Web Design & Content Guidelines

Before you put a lot of time and energy into search engine visibility and online marketing, your first priority should be making sure your web site is ready to do its job: convert traffic into customers.

Here are some basic rules and guidelines for making your web site more search engine-friendly, listed in no particular order.

Site Design

1. Don’t overdo the graphics. Most importantly, make sure any text on your site is actual text — not part of a graphic with words. Your visitors can read the text on your graphics, but a search engine can’t. Search engine crawlers love text; give them plenty of it, so they can learn what each page of your site is about.

2. Try to have at least one text-based site menu. Your main site menu might be made up of small, graphical buttons that change colors or show some effect when the user puts her mouse above the image — and that’s fine. Assuming you’re not using a poorly-written javascript or DHTML code, the crawlers will be able to follow these graphical links to other pages on your site just fine. But it’s still a good idea to have one text-based site menu — you often see this in the footer of the site, though many professional designers are using text for the main menu, too.

3. Don’t have a Flash-based home (or “splash”) page. It’s not user-friendly. Think about it: How often do you actually watch the Flash movie when you hit this kind of home page? Probably very rarely. Maybe once, if it’s a novelty. But after that, it’s a nuisance and you’re clicking that SKIP INTRO button like everyone else.

If you’re putting something on your web site that says SKIP THIS, you’re admitting it’s a mistake. As far back as 2003, Marketing Sherpa reported that 80% of consumers hate Flash intros. You can bet that, as users have become more accustomed to getting information quickly from the web, that number would be even higher today.

4. Don’t use frames to build your site. A frame-based site is difficult to link to. Other people can link to your home page, but probably not to your product pages, your articles, your newsletters, etc. You want other sites linking to you as much as possible; more quality links from other sites generally means better search engine rankings. Avoid using frames, and you’ll make it easier for others to link to you.

Site Content

1. Every page on your site should be focused on as narrow a topic as possible. If you have, for example, 8 different products that you sell, you don’t want to discuss all 8 in detail on a single page. Instead, give each product its own page. This way, your page about Green Widgets will have a better chance to be found when someone searches for [green widgets].

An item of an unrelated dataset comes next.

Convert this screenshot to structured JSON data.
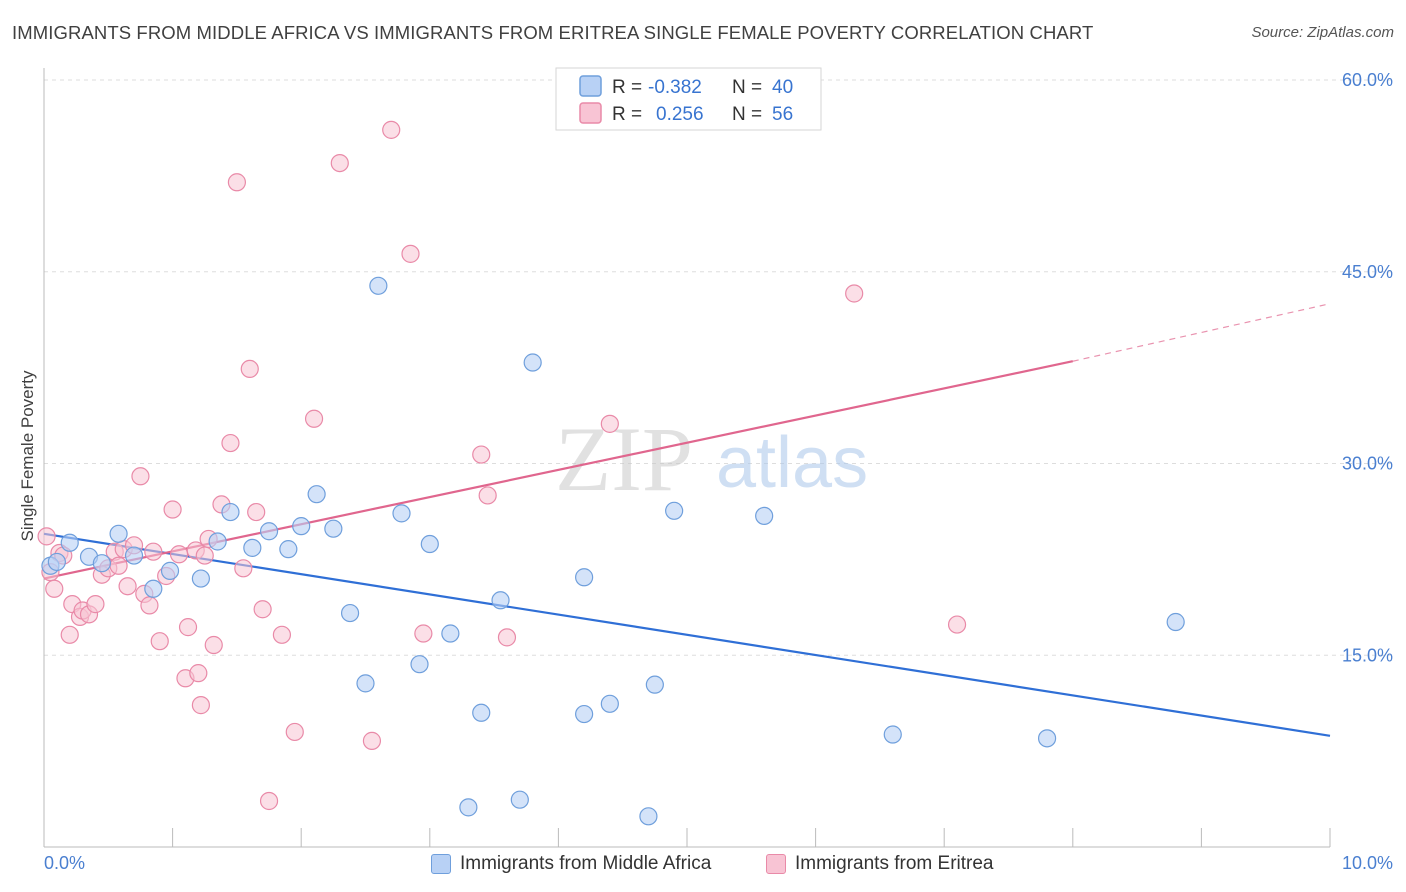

2. Write accurate, relevant page titles. Just as each page should have unique content, each page should also have a unique title element. It should describe the page content as concisely as possible. Your page about Green Widgets, for example, might have nothing more than Green Widgets from XYZ Widgets as the page title.

3. Don’t worry about the “keywords” meta tag; do worry about the “description” meta tag. While there are a couple search engines that will look at the keywords meta tag, its impact is incredibly minimal and you can skip using it altogether. Instead, devote your attention to writing strong and unique “description” meta tags for every page on your site. The content in the “description” meta tag will often appear as the snippet of text below your listing in the SERPs, so a well-written description can persuade searchers to click your link.

4. Keep adding fresh content on a regular basis. A frequently-updated site won’t necessarily rank higher in the SERPs, but the more often you add good content to your site (articles, newsletters, announcements, blog posts, etc.), the more often the crawlers will visit your site. The benefit, then, is that when you add a new product or service, the crawlers will find and index the page(s) sooner — no waiting weeks or months for the new product to be found in the SERPs.

5. Write for your users first and foremost, but don’t forget that search engines are “reading” your site, too. When writing for the web, your content has to be understandable to the people visiting your site. At the same time, you want to be sure to include the appropriate words and phrases that will match what people are searching for at Google, Yahoo, etc. Just don’t overdo it and repeat the same word or phrase five times in paragraph! There’s no magic formula or perfect “keyword density” — write for your users so the pages are readable, but be sure to include the right search terms as you write.